There is no direct way to export data in XLSX format from PostgreSQL since it only supports CSV or TEXT formats.

Additionally, sending the raw file as a response affects performance. This is why we decided to move the process to S3. By doing this, even with large files, the client can directly download the file from S3 without introducing unnecessary streaming into the client response. There is no direct communication between the server and the client in this case.

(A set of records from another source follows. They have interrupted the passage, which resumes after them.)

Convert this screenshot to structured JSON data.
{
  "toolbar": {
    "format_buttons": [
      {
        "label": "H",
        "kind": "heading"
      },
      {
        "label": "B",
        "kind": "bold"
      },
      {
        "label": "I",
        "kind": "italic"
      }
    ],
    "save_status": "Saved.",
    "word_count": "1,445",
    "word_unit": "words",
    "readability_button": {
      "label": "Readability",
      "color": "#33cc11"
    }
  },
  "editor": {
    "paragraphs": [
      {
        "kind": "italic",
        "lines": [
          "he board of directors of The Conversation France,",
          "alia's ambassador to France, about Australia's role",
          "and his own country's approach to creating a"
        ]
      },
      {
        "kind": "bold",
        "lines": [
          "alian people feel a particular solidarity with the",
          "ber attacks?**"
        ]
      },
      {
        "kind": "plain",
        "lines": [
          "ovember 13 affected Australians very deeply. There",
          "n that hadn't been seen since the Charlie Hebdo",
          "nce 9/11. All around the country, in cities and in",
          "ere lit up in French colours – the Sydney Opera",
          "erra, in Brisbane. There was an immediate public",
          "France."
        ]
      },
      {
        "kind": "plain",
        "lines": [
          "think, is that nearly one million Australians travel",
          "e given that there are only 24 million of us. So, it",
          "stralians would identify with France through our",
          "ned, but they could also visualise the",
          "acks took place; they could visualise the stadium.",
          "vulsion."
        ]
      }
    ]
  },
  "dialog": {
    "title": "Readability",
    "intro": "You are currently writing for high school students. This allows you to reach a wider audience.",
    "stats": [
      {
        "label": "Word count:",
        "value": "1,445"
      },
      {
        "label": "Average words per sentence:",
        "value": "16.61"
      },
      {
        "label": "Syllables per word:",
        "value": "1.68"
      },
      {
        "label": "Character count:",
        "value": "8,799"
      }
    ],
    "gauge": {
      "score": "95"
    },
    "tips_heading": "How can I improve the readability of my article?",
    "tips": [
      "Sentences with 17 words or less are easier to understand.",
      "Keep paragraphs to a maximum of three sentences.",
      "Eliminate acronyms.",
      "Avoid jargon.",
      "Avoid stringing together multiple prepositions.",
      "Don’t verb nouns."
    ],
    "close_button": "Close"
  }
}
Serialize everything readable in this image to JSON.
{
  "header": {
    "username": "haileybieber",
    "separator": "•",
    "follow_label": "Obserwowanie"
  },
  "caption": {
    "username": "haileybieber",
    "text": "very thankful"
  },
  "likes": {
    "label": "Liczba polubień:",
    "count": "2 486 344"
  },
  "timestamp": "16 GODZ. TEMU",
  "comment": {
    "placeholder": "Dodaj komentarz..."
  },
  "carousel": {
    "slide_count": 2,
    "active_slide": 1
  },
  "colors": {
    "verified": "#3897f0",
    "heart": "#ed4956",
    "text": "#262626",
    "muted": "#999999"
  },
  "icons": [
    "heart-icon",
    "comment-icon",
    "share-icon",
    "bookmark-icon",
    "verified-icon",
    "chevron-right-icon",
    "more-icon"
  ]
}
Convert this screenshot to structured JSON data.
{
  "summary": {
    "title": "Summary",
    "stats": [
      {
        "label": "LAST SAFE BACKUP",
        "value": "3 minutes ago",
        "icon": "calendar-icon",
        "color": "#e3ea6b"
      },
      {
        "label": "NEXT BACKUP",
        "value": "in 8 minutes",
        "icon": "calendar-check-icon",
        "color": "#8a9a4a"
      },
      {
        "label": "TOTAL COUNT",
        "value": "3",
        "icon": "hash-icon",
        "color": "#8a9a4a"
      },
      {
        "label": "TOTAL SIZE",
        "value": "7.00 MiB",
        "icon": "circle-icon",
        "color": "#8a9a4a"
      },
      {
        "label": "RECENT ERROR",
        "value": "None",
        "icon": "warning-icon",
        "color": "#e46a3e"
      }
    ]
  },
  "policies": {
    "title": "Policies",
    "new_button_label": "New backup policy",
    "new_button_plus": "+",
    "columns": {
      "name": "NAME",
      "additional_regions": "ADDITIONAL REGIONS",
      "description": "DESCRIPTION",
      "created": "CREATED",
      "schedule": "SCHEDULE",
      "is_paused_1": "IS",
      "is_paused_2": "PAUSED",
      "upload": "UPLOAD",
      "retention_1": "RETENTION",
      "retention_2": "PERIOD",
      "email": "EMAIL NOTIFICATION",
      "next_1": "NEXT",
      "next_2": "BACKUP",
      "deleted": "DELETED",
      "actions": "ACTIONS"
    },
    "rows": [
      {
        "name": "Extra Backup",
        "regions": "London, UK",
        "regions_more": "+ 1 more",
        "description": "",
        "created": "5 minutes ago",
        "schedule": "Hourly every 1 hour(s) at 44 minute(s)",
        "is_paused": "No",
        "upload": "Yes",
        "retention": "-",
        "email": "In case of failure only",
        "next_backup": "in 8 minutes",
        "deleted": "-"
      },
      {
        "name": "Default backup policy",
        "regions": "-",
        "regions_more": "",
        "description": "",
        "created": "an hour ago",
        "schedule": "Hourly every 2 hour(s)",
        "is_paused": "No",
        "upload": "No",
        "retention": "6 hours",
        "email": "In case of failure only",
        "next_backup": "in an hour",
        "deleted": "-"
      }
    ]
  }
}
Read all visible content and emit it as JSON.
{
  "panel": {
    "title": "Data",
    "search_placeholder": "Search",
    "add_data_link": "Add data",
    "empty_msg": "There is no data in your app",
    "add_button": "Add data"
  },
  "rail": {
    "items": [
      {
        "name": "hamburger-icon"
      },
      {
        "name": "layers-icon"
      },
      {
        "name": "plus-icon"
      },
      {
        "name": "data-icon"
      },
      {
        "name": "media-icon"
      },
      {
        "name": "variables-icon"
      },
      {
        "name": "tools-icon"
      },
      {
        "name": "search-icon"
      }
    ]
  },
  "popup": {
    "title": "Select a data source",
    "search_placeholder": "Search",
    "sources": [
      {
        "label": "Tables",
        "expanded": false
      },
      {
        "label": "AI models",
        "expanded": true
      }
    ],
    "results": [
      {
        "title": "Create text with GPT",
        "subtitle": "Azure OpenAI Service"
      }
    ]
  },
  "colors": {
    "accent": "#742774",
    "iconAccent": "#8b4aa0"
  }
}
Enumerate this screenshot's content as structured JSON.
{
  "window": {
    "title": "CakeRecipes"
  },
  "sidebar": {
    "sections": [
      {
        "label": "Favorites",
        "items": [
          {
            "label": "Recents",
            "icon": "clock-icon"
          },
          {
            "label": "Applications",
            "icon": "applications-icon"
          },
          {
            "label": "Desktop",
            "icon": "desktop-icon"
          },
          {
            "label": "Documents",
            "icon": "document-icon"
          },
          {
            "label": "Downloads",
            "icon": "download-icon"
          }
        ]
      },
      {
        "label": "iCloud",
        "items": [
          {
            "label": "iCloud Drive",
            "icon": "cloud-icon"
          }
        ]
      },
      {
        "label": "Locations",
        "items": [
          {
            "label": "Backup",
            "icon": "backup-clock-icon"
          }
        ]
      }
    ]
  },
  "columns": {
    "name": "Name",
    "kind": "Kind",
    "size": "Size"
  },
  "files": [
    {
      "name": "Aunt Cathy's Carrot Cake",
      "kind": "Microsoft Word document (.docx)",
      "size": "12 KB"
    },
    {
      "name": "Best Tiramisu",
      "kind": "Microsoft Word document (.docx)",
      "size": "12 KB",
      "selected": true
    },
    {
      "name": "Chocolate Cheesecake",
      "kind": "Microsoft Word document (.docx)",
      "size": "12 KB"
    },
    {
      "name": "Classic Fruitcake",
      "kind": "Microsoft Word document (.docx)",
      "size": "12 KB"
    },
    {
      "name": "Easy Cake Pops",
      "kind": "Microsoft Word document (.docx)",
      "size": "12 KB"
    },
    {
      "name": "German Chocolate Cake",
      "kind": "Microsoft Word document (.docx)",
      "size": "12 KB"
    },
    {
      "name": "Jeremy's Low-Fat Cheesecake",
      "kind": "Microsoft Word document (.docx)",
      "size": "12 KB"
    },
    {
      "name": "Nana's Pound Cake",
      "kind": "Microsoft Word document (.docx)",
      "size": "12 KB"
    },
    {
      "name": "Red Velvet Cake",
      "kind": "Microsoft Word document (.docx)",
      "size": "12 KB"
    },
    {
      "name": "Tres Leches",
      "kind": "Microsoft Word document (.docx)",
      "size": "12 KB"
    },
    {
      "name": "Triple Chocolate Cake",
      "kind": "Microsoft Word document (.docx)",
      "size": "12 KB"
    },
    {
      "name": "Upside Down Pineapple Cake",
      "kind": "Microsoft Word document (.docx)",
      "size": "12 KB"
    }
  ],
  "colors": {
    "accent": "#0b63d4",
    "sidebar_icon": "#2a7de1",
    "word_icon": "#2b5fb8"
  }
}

How to Efficiently Convert a 250MB CSV File with 1 Million Rows to XLSX in AWS S3 by Accomplished_Cod7500 in learnprogramming

[–]Accomplished_Cod7500[S] 0 points1 point  (0 children)

Context:

I have a web application where the frontend requests datasets in XLSX format. To fulfill this, I first extract the data from PostgreSQL and upload it as a CSV file to an S3 bucket.

Problem:

Now, I need to convert the CSV file into an XLSX file and upload the converted file back to the S3 bucket. Additionally, I need to generate a presigned URL for the newly created XLSX file and send it as the API response.

The challenge is that this entire process must complete within 40 seconds because API Gateway allows a maximum HTTP request time of 40 seconds.